Once a union was certified, the rideshare companies would bargain together for one agreement, and the delivery companies would bargain a separate one, each across the table from the chosen union. The draft legislation demands that the negotiators bring state representatives a deal covering a handful of topics, including union access to workers and a minimum five-year agreement.
The two most remarkable topics they would negotiate are a “portable benefits fund” and the minimum wage for drivers. Portable benefits is a vague term that can mean a lot of different things that aren’t tied to a specific job—anything from Social Security to privatized unemployment insurance for misclassified workers. Here, the union and the employers are told to set up a nonprofit and negotiate how much money to send its way, though the legislation doesn’t say anything about what benefits this should cover. Unemployment? Workers compensation? Family leave? It would be up to them to figure that out. Many of these things are mandated for W-2 employees by laws that don’t cover independent contractors.
The wage negotiations are supposed to have a “floor,” consisting of a local minimum wage plus a mileage rate. The kicker, though, is that these only cover active time—that is, time the workers spend performing the job. App workers have long complained about unpaid idle time while they’re waiting for dispatch—this was a big push for California’s Assembly Bill 5, and NYC passed a driver minimum wage that covered inactive time (more on this later).
No Dues, But Lots Of Cash
The draft legislation provides a direct line of funding for the unions involved, in the form of surcharges. Each ride in an Uber or food delivery by an Instacart worker would have a 10-cent surcharge, paid by the customer, which companies would collect and then hand over to the unions.

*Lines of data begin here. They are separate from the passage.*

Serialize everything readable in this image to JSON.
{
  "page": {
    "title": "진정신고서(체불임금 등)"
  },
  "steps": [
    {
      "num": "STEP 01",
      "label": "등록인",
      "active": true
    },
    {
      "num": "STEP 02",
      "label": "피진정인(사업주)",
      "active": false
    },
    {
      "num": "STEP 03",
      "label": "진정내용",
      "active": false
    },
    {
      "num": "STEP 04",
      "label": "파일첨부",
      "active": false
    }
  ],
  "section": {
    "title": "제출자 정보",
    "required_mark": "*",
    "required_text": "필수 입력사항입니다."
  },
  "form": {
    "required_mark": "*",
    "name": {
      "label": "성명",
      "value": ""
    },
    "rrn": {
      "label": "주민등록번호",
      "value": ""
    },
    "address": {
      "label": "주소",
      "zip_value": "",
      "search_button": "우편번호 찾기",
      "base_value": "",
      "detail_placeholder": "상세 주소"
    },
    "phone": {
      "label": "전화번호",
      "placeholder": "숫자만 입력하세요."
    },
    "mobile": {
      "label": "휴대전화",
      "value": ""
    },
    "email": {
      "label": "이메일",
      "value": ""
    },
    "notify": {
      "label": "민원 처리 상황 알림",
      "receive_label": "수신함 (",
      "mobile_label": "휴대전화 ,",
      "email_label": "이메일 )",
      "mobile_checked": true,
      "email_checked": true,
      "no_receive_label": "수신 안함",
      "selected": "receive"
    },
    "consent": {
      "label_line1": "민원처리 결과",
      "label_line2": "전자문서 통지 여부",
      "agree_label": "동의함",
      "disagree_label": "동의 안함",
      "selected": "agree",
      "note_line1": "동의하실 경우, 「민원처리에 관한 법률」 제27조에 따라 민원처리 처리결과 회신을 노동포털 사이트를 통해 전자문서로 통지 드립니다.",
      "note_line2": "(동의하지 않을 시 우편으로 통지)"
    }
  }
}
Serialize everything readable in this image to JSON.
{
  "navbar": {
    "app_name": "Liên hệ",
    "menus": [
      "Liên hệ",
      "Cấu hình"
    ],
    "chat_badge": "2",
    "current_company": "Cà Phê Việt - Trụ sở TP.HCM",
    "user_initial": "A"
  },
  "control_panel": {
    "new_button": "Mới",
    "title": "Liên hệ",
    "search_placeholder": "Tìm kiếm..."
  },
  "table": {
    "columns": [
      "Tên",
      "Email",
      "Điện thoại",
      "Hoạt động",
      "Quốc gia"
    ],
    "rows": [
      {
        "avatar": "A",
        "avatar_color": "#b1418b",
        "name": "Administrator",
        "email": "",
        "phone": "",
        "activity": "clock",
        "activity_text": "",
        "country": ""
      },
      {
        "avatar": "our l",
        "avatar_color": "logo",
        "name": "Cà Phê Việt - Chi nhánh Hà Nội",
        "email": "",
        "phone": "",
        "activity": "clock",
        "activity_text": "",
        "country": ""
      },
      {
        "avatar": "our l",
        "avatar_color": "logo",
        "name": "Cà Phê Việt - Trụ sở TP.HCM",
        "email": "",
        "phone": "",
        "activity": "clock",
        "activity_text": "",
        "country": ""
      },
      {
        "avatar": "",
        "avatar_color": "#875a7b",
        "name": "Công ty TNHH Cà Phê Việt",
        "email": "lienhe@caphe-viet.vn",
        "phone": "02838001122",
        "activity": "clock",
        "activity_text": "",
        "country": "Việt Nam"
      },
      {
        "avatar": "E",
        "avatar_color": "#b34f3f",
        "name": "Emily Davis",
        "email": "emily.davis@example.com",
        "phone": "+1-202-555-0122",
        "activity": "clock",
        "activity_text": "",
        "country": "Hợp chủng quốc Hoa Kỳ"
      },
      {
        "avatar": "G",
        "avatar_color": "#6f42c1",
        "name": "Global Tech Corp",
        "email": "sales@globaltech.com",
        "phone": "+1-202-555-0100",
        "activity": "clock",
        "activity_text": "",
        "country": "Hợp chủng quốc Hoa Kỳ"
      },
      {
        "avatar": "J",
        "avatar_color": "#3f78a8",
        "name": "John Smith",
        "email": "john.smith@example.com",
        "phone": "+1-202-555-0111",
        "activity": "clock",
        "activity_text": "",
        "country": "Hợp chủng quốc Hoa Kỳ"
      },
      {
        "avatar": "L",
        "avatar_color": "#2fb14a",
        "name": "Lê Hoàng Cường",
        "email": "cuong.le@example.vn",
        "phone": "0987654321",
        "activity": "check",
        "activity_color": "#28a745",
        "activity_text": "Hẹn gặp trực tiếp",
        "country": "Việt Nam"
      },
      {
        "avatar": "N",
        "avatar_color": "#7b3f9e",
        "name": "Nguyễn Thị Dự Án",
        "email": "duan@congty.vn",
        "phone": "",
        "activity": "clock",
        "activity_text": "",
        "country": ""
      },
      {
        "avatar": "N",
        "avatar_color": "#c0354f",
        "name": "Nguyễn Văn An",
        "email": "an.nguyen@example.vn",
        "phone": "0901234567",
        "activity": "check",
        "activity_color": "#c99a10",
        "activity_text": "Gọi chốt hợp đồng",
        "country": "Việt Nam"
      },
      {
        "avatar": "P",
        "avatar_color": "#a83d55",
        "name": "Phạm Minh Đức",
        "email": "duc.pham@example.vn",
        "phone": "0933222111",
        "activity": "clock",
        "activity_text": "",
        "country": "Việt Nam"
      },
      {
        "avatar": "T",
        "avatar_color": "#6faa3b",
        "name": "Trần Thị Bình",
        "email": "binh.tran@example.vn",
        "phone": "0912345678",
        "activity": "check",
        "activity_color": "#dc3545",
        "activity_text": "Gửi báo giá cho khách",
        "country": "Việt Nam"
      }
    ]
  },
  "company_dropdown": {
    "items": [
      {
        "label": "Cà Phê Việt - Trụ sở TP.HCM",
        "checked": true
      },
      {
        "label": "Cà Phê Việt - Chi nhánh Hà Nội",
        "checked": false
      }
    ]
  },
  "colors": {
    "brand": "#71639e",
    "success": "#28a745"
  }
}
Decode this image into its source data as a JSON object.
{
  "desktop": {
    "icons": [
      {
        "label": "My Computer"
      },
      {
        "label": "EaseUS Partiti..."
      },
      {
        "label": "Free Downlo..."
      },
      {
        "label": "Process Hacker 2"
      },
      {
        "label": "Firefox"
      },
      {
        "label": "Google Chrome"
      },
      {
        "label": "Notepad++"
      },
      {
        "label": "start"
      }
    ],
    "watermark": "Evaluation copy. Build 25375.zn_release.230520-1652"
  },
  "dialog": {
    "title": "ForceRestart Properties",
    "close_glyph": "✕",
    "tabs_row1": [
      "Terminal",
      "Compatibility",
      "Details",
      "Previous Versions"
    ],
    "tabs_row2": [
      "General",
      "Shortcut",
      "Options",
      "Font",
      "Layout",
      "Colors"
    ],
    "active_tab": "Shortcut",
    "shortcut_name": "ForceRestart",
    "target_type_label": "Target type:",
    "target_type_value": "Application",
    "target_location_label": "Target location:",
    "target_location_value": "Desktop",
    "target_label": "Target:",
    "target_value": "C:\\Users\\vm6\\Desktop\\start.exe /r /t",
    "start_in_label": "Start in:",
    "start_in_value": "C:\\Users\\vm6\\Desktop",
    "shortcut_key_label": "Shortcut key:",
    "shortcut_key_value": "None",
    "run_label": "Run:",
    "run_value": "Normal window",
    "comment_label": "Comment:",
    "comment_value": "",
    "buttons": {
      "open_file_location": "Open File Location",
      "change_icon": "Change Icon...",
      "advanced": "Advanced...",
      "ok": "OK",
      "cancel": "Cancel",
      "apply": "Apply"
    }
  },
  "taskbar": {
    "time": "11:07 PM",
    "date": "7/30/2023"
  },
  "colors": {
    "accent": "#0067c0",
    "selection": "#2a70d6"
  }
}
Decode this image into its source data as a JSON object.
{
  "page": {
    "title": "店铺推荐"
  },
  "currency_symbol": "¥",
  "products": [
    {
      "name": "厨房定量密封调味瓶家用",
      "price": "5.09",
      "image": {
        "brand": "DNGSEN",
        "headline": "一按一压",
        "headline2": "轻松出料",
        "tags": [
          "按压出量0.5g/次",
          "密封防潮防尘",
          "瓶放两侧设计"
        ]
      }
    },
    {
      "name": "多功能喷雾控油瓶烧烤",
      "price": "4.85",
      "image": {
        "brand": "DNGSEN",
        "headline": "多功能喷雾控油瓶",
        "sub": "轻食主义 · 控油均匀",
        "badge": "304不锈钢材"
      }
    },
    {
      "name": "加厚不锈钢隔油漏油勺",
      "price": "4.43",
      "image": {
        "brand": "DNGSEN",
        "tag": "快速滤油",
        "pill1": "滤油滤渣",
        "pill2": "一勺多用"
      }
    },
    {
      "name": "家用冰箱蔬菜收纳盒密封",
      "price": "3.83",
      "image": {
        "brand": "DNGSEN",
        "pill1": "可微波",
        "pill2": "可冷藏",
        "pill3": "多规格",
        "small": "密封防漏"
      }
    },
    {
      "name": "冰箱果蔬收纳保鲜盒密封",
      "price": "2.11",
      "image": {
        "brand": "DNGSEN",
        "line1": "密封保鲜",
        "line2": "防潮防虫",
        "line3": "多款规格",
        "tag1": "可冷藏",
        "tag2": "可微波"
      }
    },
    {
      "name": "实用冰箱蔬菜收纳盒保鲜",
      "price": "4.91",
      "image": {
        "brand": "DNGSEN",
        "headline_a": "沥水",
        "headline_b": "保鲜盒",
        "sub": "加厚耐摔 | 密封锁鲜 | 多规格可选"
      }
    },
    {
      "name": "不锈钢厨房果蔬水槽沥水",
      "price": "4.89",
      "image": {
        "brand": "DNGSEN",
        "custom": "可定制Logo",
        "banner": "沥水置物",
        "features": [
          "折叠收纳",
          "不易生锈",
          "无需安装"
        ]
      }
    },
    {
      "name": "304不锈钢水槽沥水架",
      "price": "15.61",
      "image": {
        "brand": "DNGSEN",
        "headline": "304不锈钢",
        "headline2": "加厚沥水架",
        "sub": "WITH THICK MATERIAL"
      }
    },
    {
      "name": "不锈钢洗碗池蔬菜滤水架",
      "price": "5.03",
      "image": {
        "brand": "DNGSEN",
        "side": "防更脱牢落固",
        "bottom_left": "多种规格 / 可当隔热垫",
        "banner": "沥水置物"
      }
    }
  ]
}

This doesn’t necessarily preclude unions from setting up dues and membership structures, but it does provide them a huge pot of money without having to do that. Right before the pandemic, rideshare companies were hitting 750,000 rides a day in New York City. So the rideshare union would get $75,000 per day—almost $27.5 million per year—just from NYC, even before you figure in all the drivers in the rest of the state.
The New York legislature is only in session for a little less than two weeks, leaving a small window for this to pass this year. The IDG has tried to pass similar legislation over the past several years, but this time it is opening the door to the support of another union by including a separate unit of delivery workers.
Similar legislation was floated recently in Connecticut, before it was allegedly shut down by the national AFL-CIO—in part because of its contradictions with the federal PRO Act, which would provide many misclassified “independent contractors” the right to organize and bargain under the National Labor Relations Act.
As app-based employers continue to grow in size and power, they will keep looking for creative new ways to undermine labor law. Unfortunately, it’s all too easy for them to find allies in labor who are willing to gamble away workers’ rights for the promise of quick, massive membership increases.